• Press Release

Mount Sinai Begins Recruitment for Landmark Study of Adolescent Brain Development

  • New York, NY
  • (September 13, 2016)

The Icahn School of Medicine at Mount Sinai has begun recruitment for the Adolescent Brain Cognitive Development (ABCD) study, the largest long-term study of brain development and child health in the United States.  The landmark study by the National Institutes of Health will follow the biological and behavioral development of approximately 10,000 children beginning at ages 9¬¬-10 through adolescence into early adulthood.  Recruitment will be done over a two-year period through partnerships with public and private schools near 19 research sites across the country as well as through twin registries.

Adolescence is a time of extraordinary physical, emotional, and intellectual growth as well as a changing social environment full of new challenges and opportunities that help shape a young person’s adult identity, health, and well-being. There is much to learn about how varied adolescent experiences (such as participation in extracurricular activities; playing video games; sleep habits; head injuries from sports; and experimentation with alcohol, tobacco, marijuana, or other substances) affect development and vice versa. This is particularly true in our rapidly changing world, which is now dominated by social media and other forms of communication in which adolescents readily engage.   

During the course of the next decade, Mount Sinai researchers will use advanced brain imaging, interviews, and behavioral testing to determine how childhood experiences interact with each other and with a child’s changing biology to affect brain development and, ultimately, social, behavioral, academic, health, and other outcomes.  

“The standardized, multi-system big-data framework approach that we will use to study a large number of young study participants will yield valuable insight about how a variety of biological events and environmental exposures affect brain development,” says Rita Goldstein, PhD, Chief of the Neuropsychoimaging of Addiction and Related Conditions (NARC) research group and the Brain Imaging Center (BIC) and a professor of psychiatry and neuroscience at the Icahn School of Medicine at Mount Sinai and leader of the study at Mount Sinai.  “Integrative multi-modal neuroimaging and neuropsychological studies that we will use in this study have not been conducted at this scale before and so this work is both exciting and crucially important.”

Dr. Goldstein will work with collaborators from Yale University to collect mental and physical health information, including data from high-resolution brain scans and genetic material.  They will also collect information about sleep patterns, diet and exercise, social media use and other environmental factors.  Together, the Mount Sinai and Yale researchers will recruit more than 1,000 children, constituting a major contribution to the study total.  

In addition to creating a comprehensive informational database and revealing the biological and environmental building blocks that best contribute to successful and resilient young adults, the ABCD study promises to inform future educational strategies, child development innovations, research priorities, more effective public health interventions, and science-based policy decisions.
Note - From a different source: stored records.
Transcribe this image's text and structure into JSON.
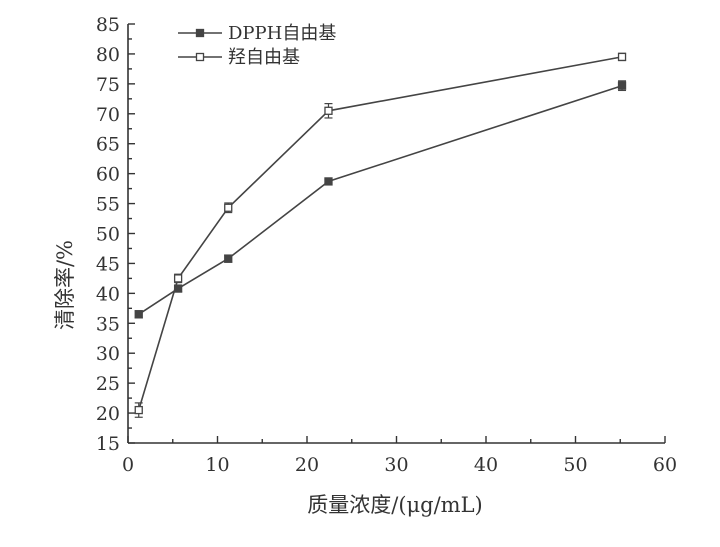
{
  "chart_data": {
    "type": "line",
    "title": "",
    "xlabel": "质量浓度/(μg/mL)",
    "ylabel": "清除率/%",
    "xlim": [
      0,
      60
    ],
    "ylim": [
      15,
      85
    ],
    "xticks": [
      "0",
      "10",
      "20",
      "30",
      "40",
      "50",
      "60"
    ],
    "yticks": [
      "15",
      "20",
      "25",
      "30",
      "35",
      "40",
      "45",
      "50",
      "55",
      "60",
      "65",
      "70",
      "75",
      "80",
      "85"
    ],
    "grid": false,
    "legend": "top-left",
    "series": [
      {
        "name": "DPPH自由基",
        "marker": "filled-square",
        "color": "#444444",
        "x": [
          1.2,
          5.6,
          11.2,
          22.4,
          55.2
        ],
        "y": [
          36.5,
          40.8,
          45.8,
          58.7,
          74.7
        ],
        "err": [
          0.6,
          0.5,
          0.6,
          0.3,
          0.8
        ]
      },
      {
        "name": "羟自由基",
        "marker": "open-square",
        "color": "#444444",
        "x": [
          1.2,
          5.6,
          11.2,
          22.4,
          55.2
        ],
        "y": [
          20.5,
          42.5,
          54.3,
          70.5,
          79.5
        ],
        "err": [
          1.2,
          0.7,
          0.8,
          1.2,
          0.6
        ]
      }
    ]
  }
}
For more information about the ABCD Study, please visit:  http://addictionresearch.nih.gov/adolescent-brain-cognitive-development-study


About the Mount Sinai Health System

Mount Sinai Health System is one of the largest academic medical systems in the New York metro area, with more than 43,000 employees working across eight hospitals, over 400 outpatient practices, nearly 300 labs, a school of nursing, and a leading school of medicine and graduate education. Mount Sinai advances health for all people, everywhere, by taking on the most complex health care challenges of our time — discovering and applying new scientific learning and knowledge; developing safer, more effective treatments; educating the next generation of medical leaders and innovators; and supporting local communities by delivering high-quality care to all who need it.

Through the integration of its hospitals, labs, and schools, Mount Sinai offers comprehensive health care solutions from birth through geriatrics, leveraging innovative approaches such as artificial intelligence and informatics while keeping patients’ medical and emotional needs at the center of all treatment. The Health System includes approximately 7,300 primary and specialty care physicians; 13 joint-venture outpatient surgery centers throughout the five boroughs of New York City, Westchester, Long Island, and Florida; and more than 30 affiliated community health centers. We are consistently ranked by U.S. News & World Report's Best Hospitals, receiving high "Honor Roll" status, and are highly ranked: No. 1 in Geriatrics and top 20 in Cardiology/Heart Surgery, Diabetes/Endocrinology, Gastroenterology/GI Surgery, Neurology/Neurosurgery, Orthopedics, Pulmonology/Lung Surgery, Rehabilitation, and Urology. New York Eye and Ear Infirmary of Mount Sinai is ranked No. 12 in Ophthalmology. U.S. News & World Report’s “Best Children’s Hospitals” ranks Mount Sinai Kravis Children's Hospital among the country’s best in several pediatric specialties.